“A staycation in Rumford?” some might ask in disbelief. Hardly a destination spot, especially in the summer. Acadia is your typical tourist spot, and Rumford isn’t. There isn’t the beach or the lake to draw me there. But there is the familiarity and comfort I get from visiting. And very few tourists are crowding the streets.

A whiff of the mill smell in Rumford is a walk down memory lane for Vicki Sullivan, who made many family visits there as a child. Shawn Patrick Ouellette/Staff Photographer

For me, going to Rumford is an overnight I eagerly look forward to, twice a year, in summer and  in fall. I relive childhood memories in view of the mountains and the Androscoggin River. The fall air there is wonderful, despite the smell of the mill.

My father’s beloved hometown, Rumford was a place my family often visited. My mother’s sister Gennie and her family lived there, as did most of my father’s large, noisy, close-knit Italian family, made up of 11 brothers and sisters and grandparents who didn’t speak English.
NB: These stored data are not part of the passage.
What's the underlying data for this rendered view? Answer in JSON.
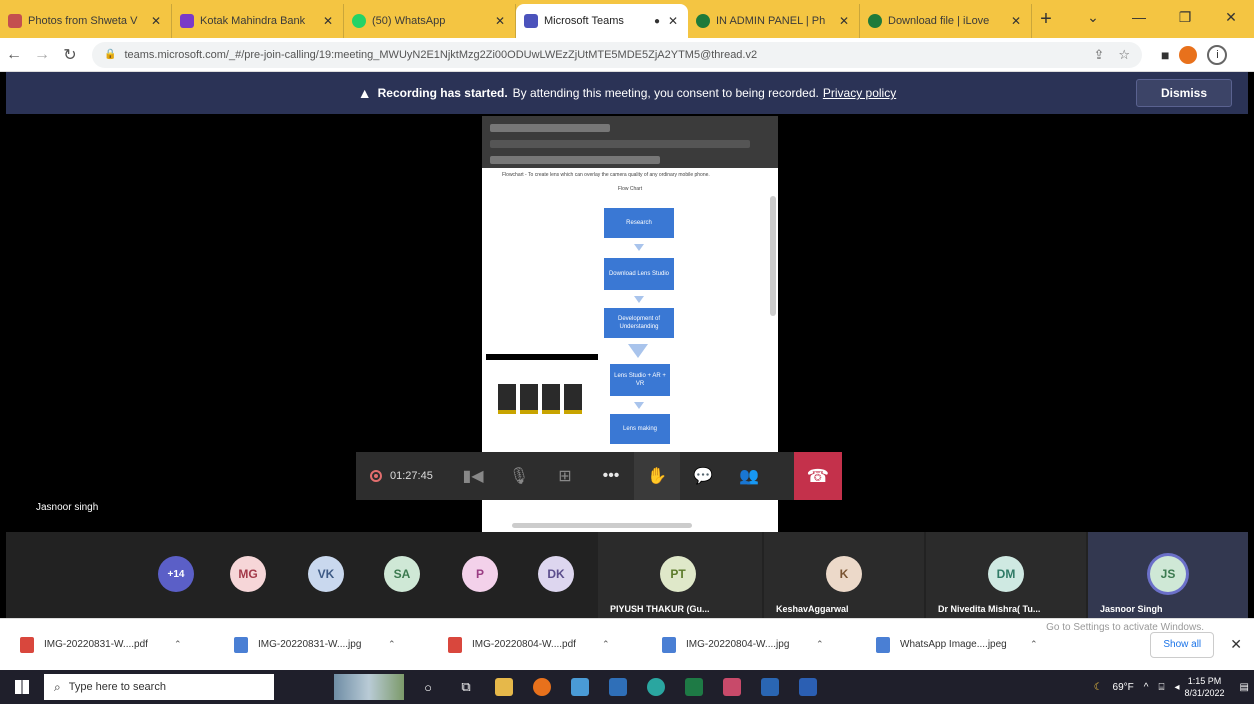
{
  "tabs": [
    {
      "title": "Photos from Shweta V",
      "color": "#c44f4f"
    },
    {
      "title": "Kotak Mahindra Bank",
      "color": "#7a3ac8"
    },
    {
      "title": "(50) WhatsApp",
      "color": "#25d366"
    },
    {
      "title": "Microsoft Teams",
      "color": "#4b53bc",
      "active": true
    },
    {
      "title": "IN ADMIN PANEL | Ph",
      "color": "#1f7a3a"
    },
    {
      "title": "Download file | iLove",
      "color": "#1f7a3a"
    }
  ],
  "address": {
    "url": "teams.microsoft.com/_#/pre-join-calling/19:meeting_MWUyN2E1NjktMzg2Zi00ODUwLWEzZjUtMTE5MDE5ZjA2YTM5@thread.v2"
  },
  "banner": {
    "bold": "Recording has started.",
    "text": "By attending this meeting, you consent to being recorded.",
    "link": "Privacy policy",
    "dismiss": "Dismiss"
  },
  "stage": {
    "presenter_name": "Jasnoor singh",
    "flowchart": {
      "title": "Flow Chart",
      "heading_text": "Flowchart - To create lens which can overlay the camera quality of any ordinary mobile phone.",
      "steps": [
        "Research",
        "Download Lens Studio",
        "Development of Understanding",
        "Lens Studio + AR + VR",
        "Lens making"
      ]
    }
  },
  "controls": {
    "timer": "01:27:45"
  },
  "participants": {
    "overflow": "+14",
    "avatars": [
      {
        "initials": "MG",
        "bg": "#f6d6d8",
        "fg": "#a33a4a"
      },
      {
        "initials": "VK",
        "bg": "#c9d8ee",
        "fg": "#3e5b86"
      },
      {
        "initials": "SA",
        "bg": "#cfe8d6",
        "fg": "#3c7a50"
      },
      {
        "initials": "P",
        "bg": "#f3d1ea",
        "fg": "#9a3d83"
      },
      {
        "initials": "DK",
        "bg": "#ddd6ef",
        "fg": "#5b4d8c"
      }
    ],
    "tiles": [
      {
        "initials": "PT",
        "name": "PIYUSH THAKUR (Gu...",
        "bg": "#dfe8c9",
        "fg": "#5b7a2a"
      },
      {
        "initials": "K",
        "name": "KeshavAggarwal",
        "bg": "#ecd9c9",
        "fg": "#7a5533"
      },
      {
        "initials": "DM",
        "name": "Dr Nivedita Mishra( Tu...",
        "bg": "#cfe9e2",
        "fg": "#2f7a66"
      },
      {
        "initials": "JS",
        "name": "Jasnoor Singh",
        "bg": "#cfe8d6",
        "fg": "#3c7a50"
      }
    ]
  },
  "downloads": {
    "items": [
      {
        "name": "IMG-20220831-W....pdf",
        "type": "pdf"
      },
      {
        "name": "IMG-20220831-W....jpg",
        "type": "img"
      },
      {
        "name": "IMG-20220804-W....pdf",
        "type": "pdf"
      },
      {
        "name": "IMG-20220804-W....jpg",
        "type": "img"
      },
      {
        "name": "WhatsApp Image....jpeg",
        "type": "img"
      }
    ],
    "show_all": "Show all",
    "watermark": "Go to Settings to activate Windows."
  },
  "taskbar": {
    "search_placeholder": "Type here to search",
    "weather": "69°F",
    "time": "1:15 PM",
    "date": "8/31/2022"
  }
}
We four cousins, related on my mother’s side, would play croquet on the lawn of the house on Penobscot Street, and my father and his brothers and nephews would play bocce at Holyoke Avenue.
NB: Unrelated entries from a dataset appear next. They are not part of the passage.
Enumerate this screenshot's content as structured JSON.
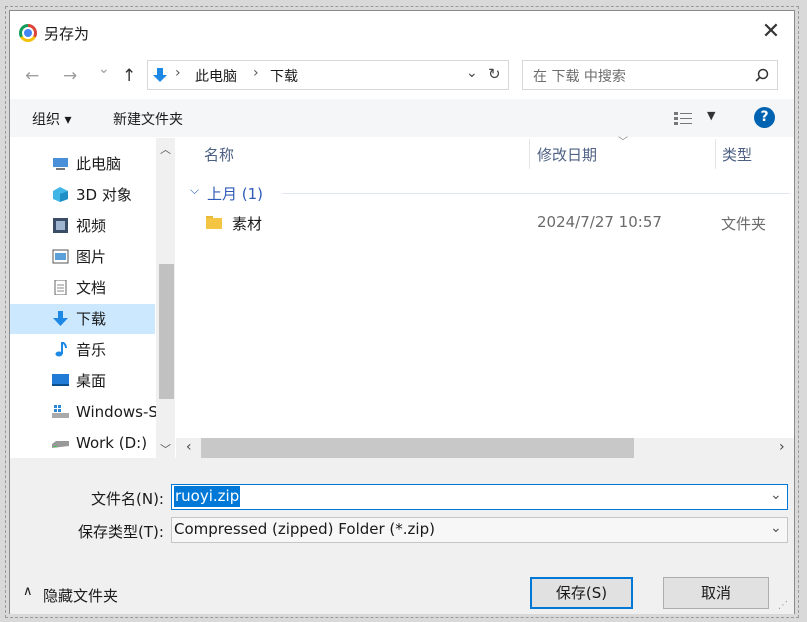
{
  "window": {
    "title": "另存为",
    "close_glyph": "✕"
  },
  "nav": {
    "back": "←",
    "forward": "→",
    "recent": "⌄",
    "up": "↑",
    "breadcrumb": [
      "此电脑",
      "下载"
    ],
    "refresh": "↻",
    "search_placeholder": "在 下载 中搜索"
  },
  "toolbar": {
    "organize": "组织 ▾",
    "new_folder": "新建文件夹",
    "help": "?"
  },
  "sidebar": {
    "items": [
      {
        "label": "此电脑",
        "icon": "computer-icon"
      },
      {
        "label": "3D 对象",
        "icon": "3d-objects-icon"
      },
      {
        "label": "视频",
        "icon": "video-icon"
      },
      {
        "label": "图片",
        "icon": "picture-icon"
      },
      {
        "label": "文档",
        "icon": "document-icon"
      },
      {
        "label": "下载",
        "icon": "download-icon",
        "selected": true
      },
      {
        "label": "音乐",
        "icon": "music-icon"
      },
      {
        "label": "桌面",
        "icon": "desktop-icon"
      },
      {
        "label": "Windows-S",
        "icon": "windows-drive-icon"
      },
      {
        "label": "Work (D:)",
        "icon": "drive-icon"
      }
    ]
  },
  "filelist": {
    "columns": [
      "名称",
      "修改日期",
      "类型"
    ],
    "group": "上月 (1)",
    "rows": [
      {
        "name": "素材",
        "date": "2024/7/27 10:57",
        "type": "文件夹"
      }
    ]
  },
  "save": {
    "filename_label": "文件名(N):",
    "filename_value": "ruoyi.zip",
    "type_label": "保存类型(T):",
    "type_value": "Compressed (zipped) Folder (*.zip)",
    "hide_folders": "隐藏文件夹",
    "save_button": "保存(S)",
    "cancel_button": "取消"
  },
  "colors": {
    "accent": "#0078d7",
    "selected": "#cce8ff",
    "header_text": "#4d6083"
  }
}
There were cookouts, featuring my Aunt Gennie’s potato salad, on the Hamanns’ backyard. Our families would take side trips to Worthley Pond and Teena’s for ice cream. We might also have Italian dinners at my grandparents’ house, joined by any aunts and uncles who happened to drop by.
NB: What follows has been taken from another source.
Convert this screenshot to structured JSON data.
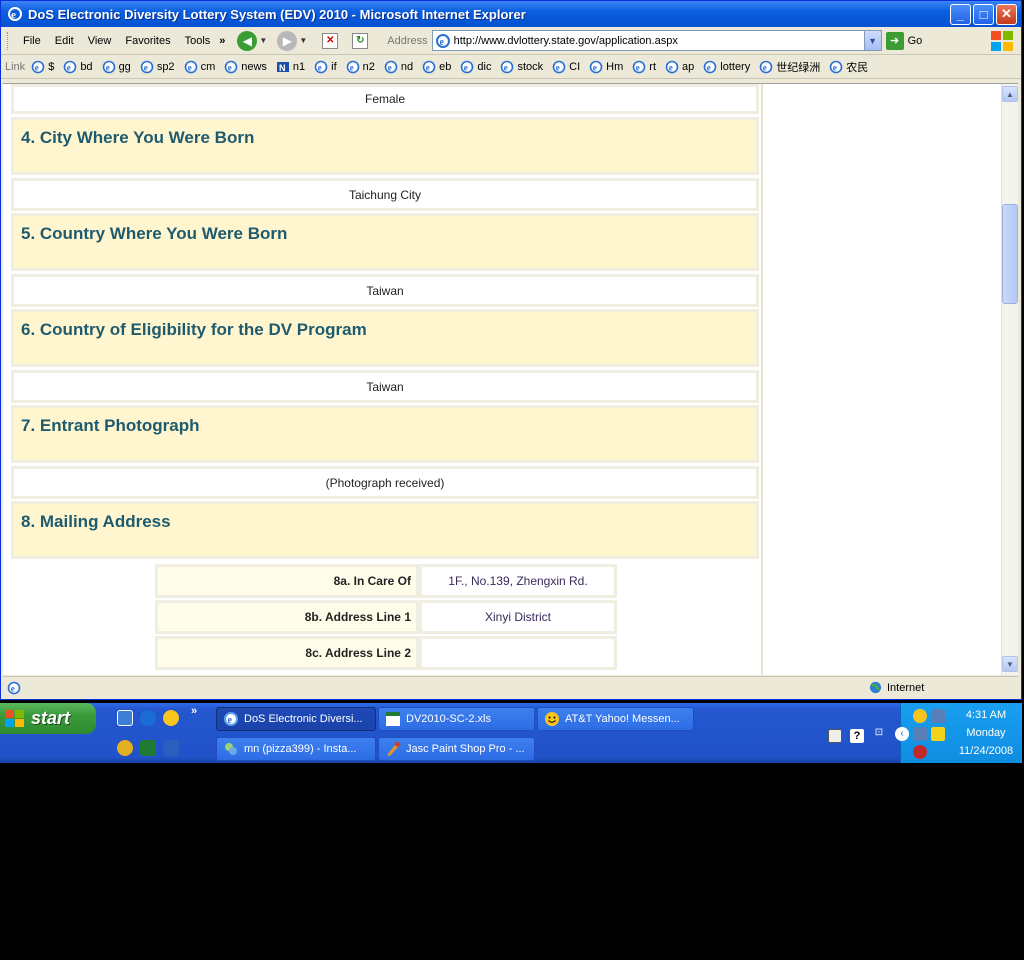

When my Aunt Theresa was the only one left to visit and I was visiting alone, we would sit on her screened-in porch and reminisce. We also made new memories together, having Chinese food at the Far East in Mexico, going to Walmart, and topping it off with an ice cream sundae at McDonald’s back in Rumford. Sometimes she’d suggest riding to Black Mountain and looking around.

When Rumford pulls me back now, I go to visit the town. My aunt has since died, and the family house has been sold, so I stay at a local motel. I sit out on the patio and can imagine my father fishing.

As I catch a whiff of the mill smell, I take a walk down memory lane, which is Congress Street, and then ride by the old family homes. Although I do go to some of the same places my aunt and I frequented, I’ve added new places, too. I take a side trip to Bethel to shop and to look at the old houses. Dinner is at Chamberlain’s in Rumford, where the owners, Jason and Erica, welcome me back fondly. They remember my connection to the town.

After I take my staycation in the summer, I look forward to the next one there in the fall. I always know, in the words of the song my father used to sing, that I’m “gonna take a sentimental journey.”